Summer arrived, and they seemed to reopen again.  Almost no work for me, apart from a couple of walking tours in Taormina with Italians, French, and Germans.  Was I still able to do my job?  Apparently, yes, but did I still feel like doing it?  No answer!  Better to go to beach, biking at dawn and coming back at 9:30 a.m. before it was too hot, or late in the evening before sunset.  Things that I haven't done in decades -- no time for such pleasure before.
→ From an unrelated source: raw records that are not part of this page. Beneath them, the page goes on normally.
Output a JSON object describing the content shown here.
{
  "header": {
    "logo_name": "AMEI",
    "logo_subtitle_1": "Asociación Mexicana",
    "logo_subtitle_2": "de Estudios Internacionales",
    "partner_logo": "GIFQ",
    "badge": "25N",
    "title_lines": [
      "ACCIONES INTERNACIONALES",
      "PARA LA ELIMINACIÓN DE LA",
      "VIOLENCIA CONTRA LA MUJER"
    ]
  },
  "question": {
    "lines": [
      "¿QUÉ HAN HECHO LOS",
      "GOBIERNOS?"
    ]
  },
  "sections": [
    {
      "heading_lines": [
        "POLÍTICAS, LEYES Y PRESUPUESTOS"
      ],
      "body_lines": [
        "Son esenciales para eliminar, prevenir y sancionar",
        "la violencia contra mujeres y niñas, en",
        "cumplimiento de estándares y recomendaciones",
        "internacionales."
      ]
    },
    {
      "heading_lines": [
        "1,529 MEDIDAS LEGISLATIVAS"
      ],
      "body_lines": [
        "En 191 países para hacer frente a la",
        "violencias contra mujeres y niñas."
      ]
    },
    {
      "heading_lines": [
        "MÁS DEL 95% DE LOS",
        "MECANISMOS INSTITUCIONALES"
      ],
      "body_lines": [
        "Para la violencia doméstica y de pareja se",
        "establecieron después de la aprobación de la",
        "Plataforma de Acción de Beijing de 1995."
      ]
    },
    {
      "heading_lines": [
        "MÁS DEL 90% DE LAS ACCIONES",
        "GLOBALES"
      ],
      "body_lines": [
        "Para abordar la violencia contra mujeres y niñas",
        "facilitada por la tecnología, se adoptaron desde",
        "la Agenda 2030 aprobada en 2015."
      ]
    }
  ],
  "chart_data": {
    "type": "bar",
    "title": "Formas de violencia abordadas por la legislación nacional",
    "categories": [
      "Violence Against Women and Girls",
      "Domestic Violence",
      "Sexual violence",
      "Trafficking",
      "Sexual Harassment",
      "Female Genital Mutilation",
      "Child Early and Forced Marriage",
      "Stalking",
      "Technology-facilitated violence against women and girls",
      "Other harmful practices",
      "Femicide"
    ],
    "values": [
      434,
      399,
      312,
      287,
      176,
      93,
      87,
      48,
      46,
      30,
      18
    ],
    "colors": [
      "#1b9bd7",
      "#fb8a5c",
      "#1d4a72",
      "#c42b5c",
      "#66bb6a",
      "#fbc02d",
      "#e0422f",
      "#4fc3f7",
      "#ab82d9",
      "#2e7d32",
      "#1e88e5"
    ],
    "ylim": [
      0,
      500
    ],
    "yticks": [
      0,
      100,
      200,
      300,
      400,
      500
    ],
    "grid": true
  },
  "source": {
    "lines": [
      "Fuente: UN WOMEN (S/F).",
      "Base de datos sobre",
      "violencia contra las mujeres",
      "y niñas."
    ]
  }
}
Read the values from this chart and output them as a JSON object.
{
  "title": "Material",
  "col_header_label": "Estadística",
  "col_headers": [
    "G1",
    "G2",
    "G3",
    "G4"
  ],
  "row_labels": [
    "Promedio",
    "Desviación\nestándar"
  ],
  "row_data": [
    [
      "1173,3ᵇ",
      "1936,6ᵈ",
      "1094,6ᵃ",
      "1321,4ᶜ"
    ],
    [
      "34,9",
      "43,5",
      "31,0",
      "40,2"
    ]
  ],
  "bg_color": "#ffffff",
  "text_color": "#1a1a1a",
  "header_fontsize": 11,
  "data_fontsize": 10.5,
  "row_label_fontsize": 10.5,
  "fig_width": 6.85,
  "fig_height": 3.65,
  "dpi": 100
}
Then Autumn arrived, no auspices of work, just cancellations.  Money reserves were dwindling...

So, how to pass another winter without becoming crazy?  Chiara, you must find out an Option B!  OK, let's start painting watercolors.  And there I was, improving my artistic techniques since October, distributing my works as presents among my friends.  If I concentrate my mind on drawing and painting, I don't waste time thinking nonsense and being worried.  Just here and now.

But how long can I last with this pandemic?  Sometimes it's difficult not to feel lonely, not having physical contact with people for such a long time.  We are human beings depending on one another’s touch. During the bombing from the war, everyone at least could cling together and later they supported each other by rebuilding the destroyed towns.  Unlike those times, this pandemic has separated people and new psychological discomforts are already appearing on the horizon.

So, one year passed by and it's spring again, we should take stock of the situation.  But how long will this last?

Like Chiara, I too miss the touch and embrace of my friends and family in Italy.  I adore how Italians kiss each cheek of the person they greet, male or female.  A simple gesture of love for the people in their lives, and it is almost a year since I’ve been able to do just that.  In Tuscany, I miss the quiet, beauty-filled walks I would take in the vineyard and hiking up to my friend Candida’s house for coffee as my guests toured for the day.  Or walking up the mountain to my cousin Vita’s summer villa in Sicily and helping myself to a fig or two from a roadside tree along the way.  The food, the wine and the sights are all the obvious things one would miss about Italy, but for me what I miss the most are the smiles on my friends and family member’s faces as we embrace after a long absence.